Seeing examples of early writing from these four areas together in one place, you can’t fail to be impressed by the wonder of human creativity in these independent inventions that fundamentally transformed the very nature of civilization
The ability to represent language graphically, to make language visible, stands as one of humanity’s greatest intellectual and cultural achievements. Given in conjunction with the special exhibit, Visible Language, this lecture explores how and why humans first invented writing by comparing the Mesopotamian, Egyptian, Chinese, and Mesoamerican inventions–the four instances in history when writing was invented–out of nothing. In this lecture, Christopher Woods discusses cultural contexts and structural features of each of these systems, focusing on important similarities and differences between them.
UPDATE: A recent article discusses the positives and some negatives of the new exhibit.
The Miqra’ Group has a two-year plan for reading the entire Hebrew Bible. (HT: Charles)

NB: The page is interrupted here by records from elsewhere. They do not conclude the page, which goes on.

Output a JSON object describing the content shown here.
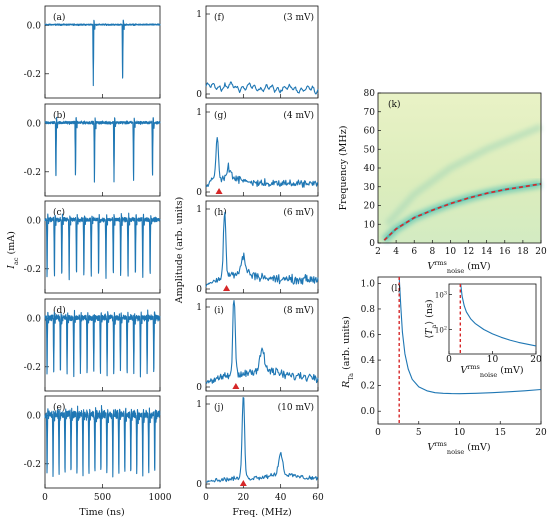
{
  "colors": {
    "trace": "#1f77b4",
    "marker": "#d62728",
    "heat_low": "#fbf7cf",
    "heat_high": "#2aa8a8"
  },
  "chart_data": [
    {
      "type": "line",
      "panel": "time-traces",
      "xlabel": "Time (ns)",
      "ylabel": "I_ac (mA)",
      "xlim": [
        0,
        1000
      ],
      "ylim": [
        -0.3,
        0.08
      ],
      "x_ticks": [
        "0",
        "500",
        "1000"
      ],
      "y_ticks": [
        "0.0",
        "-0.2"
      ],
      "subplots": [
        {
          "label": "(a)",
          "spike_count": 2,
          "spike_times_ns": [
            420,
            675
          ],
          "spike_depth": -0.24,
          "noise": 0.004
        },
        {
          "label": "(b)",
          "spike_count": 6,
          "spike_times_ns": [
            95,
            265,
            430,
            600,
            770,
            935
          ],
          "spike_depth": -0.24,
          "noise": 0.008
        },
        {
          "label": "(c)",
          "spike_count": 15,
          "spike_period_ns": 64,
          "spike_depth": -0.24,
          "noise": 0.012
        },
        {
          "label": "(d)",
          "spike_count": 17,
          "spike_period_ns": 58,
          "spike_depth": -0.24,
          "noise": 0.018
        },
        {
          "label": "(e)",
          "spike_count": 19,
          "spike_period_ns": 52,
          "spike_depth": -0.25,
          "noise": 0.025
        }
      ]
    },
    {
      "type": "line",
      "panel": "spectra",
      "xlabel": "Freq. (MHz)",
      "ylabel": "Amplitude (arb. units)",
      "xlim": [
        0,
        60
      ],
      "ylim": [
        -0.05,
        1.1
      ],
      "x_ticks": [
        "0",
        "20",
        "40",
        "60"
      ],
      "y_ticks": [
        "0",
        "1"
      ],
      "subplots": [
        {
          "label": "(f)",
          "condition": "(3 mV)",
          "peak_mhz": null,
          "peak_amp": 0.0,
          "floor": 0.1,
          "marker_mhz": null
        },
        {
          "label": "(g)",
          "condition": "(4 mV)",
          "peak_mhz": 6,
          "peak_amp": 0.55,
          "floor": 0.18,
          "marker_mhz": 7
        },
        {
          "label": "(h)",
          "condition": "(6 mV)",
          "peak_mhz": 10,
          "peak_amp": 0.82,
          "floor": 0.2,
          "marker_mhz": 11
        },
        {
          "label": "(i)",
          "condition": "(8 mV)",
          "peak_mhz": 15,
          "peak_amp": 1.02,
          "floor": 0.22,
          "marker_mhz": 16
        },
        {
          "label": "(j)",
          "condition": "(10 mV)",
          "peak_mhz": 20,
          "peak_amp": 1.08,
          "floor": 0.12,
          "marker_mhz": 20
        }
      ]
    },
    {
      "type": "heatmap",
      "panel": "(k)",
      "label": "(k)",
      "xlabel": "V_noise^rms (mV)",
      "ylabel": "Frequency (MHz)",
      "xlim": [
        2,
        20
      ],
      "ylim": [
        0,
        80
      ],
      "x_ticks": [
        "2",
        "4",
        "6",
        "8",
        "10",
        "12",
        "14",
        "16",
        "18",
        "20"
      ],
      "y_ticks": [
        "0",
        "10",
        "20",
        "30",
        "40",
        "50",
        "60",
        "70",
        "80"
      ],
      "fit_curve": {
        "x": [
          2.7,
          4,
          6,
          8,
          10,
          12,
          14,
          16,
          18,
          20
        ],
        "y": [
          1.5,
          7.5,
          13.5,
          17.5,
          21,
          24,
          26.5,
          28.5,
          30,
          31.5
        ]
      },
      "harmonic_band": {
        "x": [
          3,
          6,
          10,
          14,
          20
        ],
        "y": [
          10,
          26,
          40,
          50,
          62
        ]
      }
    },
    {
      "type": "line",
      "panel": "(l)",
      "label": "(l)",
      "xlabel": "V_noise^rms (mV)",
      "ylabel": "R_Ta (arb. units)",
      "xlim": [
        0,
        20
      ],
      "ylim": [
        -0.1,
        1.05
      ],
      "x_ticks": [
        "0",
        "5",
        "10",
        "15",
        "20"
      ],
      "y_ticks": [
        "0.0",
        "0.2",
        "0.4",
        "0.6",
        "0.8",
        "1.0"
      ],
      "x": [
        2.6,
        2.8,
        3.0,
        3.3,
        3.7,
        4.2,
        5,
        6,
        7,
        8,
        9,
        10,
        12,
        14,
        16,
        18,
        20
      ],
      "y": [
        1.05,
        0.82,
        0.62,
        0.45,
        0.33,
        0.25,
        0.19,
        0.16,
        0.145,
        0.14,
        0.138,
        0.137,
        0.14,
        0.145,
        0.152,
        0.16,
        0.17
      ],
      "threshold_x": 2.6,
      "inset": {
        "xlabel": "V_noise^rms (mV)",
        "ylabel": "<T_a> (ns)",
        "xlim": [
          0,
          20
        ],
        "ylog": true,
        "ylim": [
          20,
          2000
        ],
        "x_ticks": [
          "0",
          "10",
          "20"
        ],
        "y_ticks": [
          "10^2",
          "10^3"
        ],
        "x": [
          2.7,
          3.0,
          3.5,
          4,
          5,
          6,
          8,
          10,
          12,
          14,
          16,
          18,
          20
        ],
        "y": [
          2000,
          900,
          480,
          320,
          200,
          150,
          100,
          75,
          60,
          50,
          43,
          38,
          34
        ],
        "threshold_x": 2.6
      }
    }
  ]
}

LiveScience posted a short Q&A with Gonzalo Rubio about working in dead languages. In response to a question about what it is like to study a dead langauge, Rubio said, “In many regards, we are resuscitating a dead civilization through the understanding of its dead languages.” He continued:
When one studies an economic document from ancient Mesopotamia, there are names of individuals entering a contract or making a purchase, normally in front of a number of named witnesses: These are all people who lived three or four thousand years ago, people whose names were forgotten and buried in the sand until modern scholars brought them back to a modicum of life in their articles and books. When an assyriologist holds a tablet inscribed with cuneiform characters, be it in Sumerian or in Akkadian, there is a chance that she or he may be the first person to read that text again after millennia of oblivion. Even if one is not the epigrapher who first looks at the tablets found at an archaeological site, even as a scholar reading texts at a museum, there is an overwhelming feeling of discovery and recovery, the excitement of bringing a civilization back to life by understanding it, text by text, tablet by tablet.
Finally, Pete Bekins has continued his helpful series of article/book summaries with a brief discussion of Blau’s Phonology and Morphology of Biblical Hebrew. Pete’s assessment of the book is spot on. I agree that it is good to have this title finally published in English, but it exposes the unfortunate state of affairs in the study of Biblical Hebrew phonology and morphology.